Among the numerous effects intestinal flora has on health, findings from a recent study suggest that it can affect drug response as well.
Researchers discovered that changes in intestinal flora from antibacterial and antibiotic drugs, or other natural changes, can effect a person’s drug response and susceptibility to side effects, according to a study published by Molecular Pharmaceutics.

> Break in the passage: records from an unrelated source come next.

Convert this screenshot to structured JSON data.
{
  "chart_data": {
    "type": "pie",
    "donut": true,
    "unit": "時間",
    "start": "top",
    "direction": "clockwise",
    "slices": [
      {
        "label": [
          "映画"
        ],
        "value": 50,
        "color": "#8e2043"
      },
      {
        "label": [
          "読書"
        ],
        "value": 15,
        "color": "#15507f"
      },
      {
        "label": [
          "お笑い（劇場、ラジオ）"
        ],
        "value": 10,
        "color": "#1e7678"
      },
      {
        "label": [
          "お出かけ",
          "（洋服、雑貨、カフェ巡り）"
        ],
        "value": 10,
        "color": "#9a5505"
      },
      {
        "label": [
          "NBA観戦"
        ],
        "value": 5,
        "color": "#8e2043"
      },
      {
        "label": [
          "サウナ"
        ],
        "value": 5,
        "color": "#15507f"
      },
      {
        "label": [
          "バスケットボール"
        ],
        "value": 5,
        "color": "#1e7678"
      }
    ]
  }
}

In the study, researchers analyzed protein changes in the liver and kidney that are responsible for drug metabolism and transporting drugs, which can influence efficacy and side effects.
In the study, researchers used 3 types of mice:
- germ-free mice born without intestinal bacterial
- mice receiving antibacterial drugs for 5 days
- control mice with natural intestinal flora
Researchers used proteomics to analyze changes in the proteins in the liver and kidney of the mice.
“The most significant drug-metabolizing enzyme that decreased was cytochrome P450 2b10 (Cyp2b10),” said lead researcher Sumio Ohtsuki, PhD. “Not only was the amount of the enzyme reduced nearly 96%, but the metabolic capacity of the drug in the liver was also reduced by approximately 82%. Cyp3a11, a similar type of enzyme was also reduced by about 88%. The human enzymes corresponding to these 2 enzymes, CYP2B6 and CYP3A4 are reported to be related to the metabolism of more than half of the pharmaceuticals on the market.”
Researchers also found that the breast cancer resistance protein (Bcrp1), which transports cancer drugs, had a reduction of 50% in the livers of both groups of experimental mice. For patients with cancer, antibacterial drugs can be prescribed to prevent infection from bone marrow suppression.
“The results of this study show that many drugs may be affected by changes in the intestinal flora,” said Dr Ohtsuki concluded. “In the future, if it is confirmed that similar mechanisms exist in humans, we expect our research to lead to optimal dosing and a reduction in drug side effects.”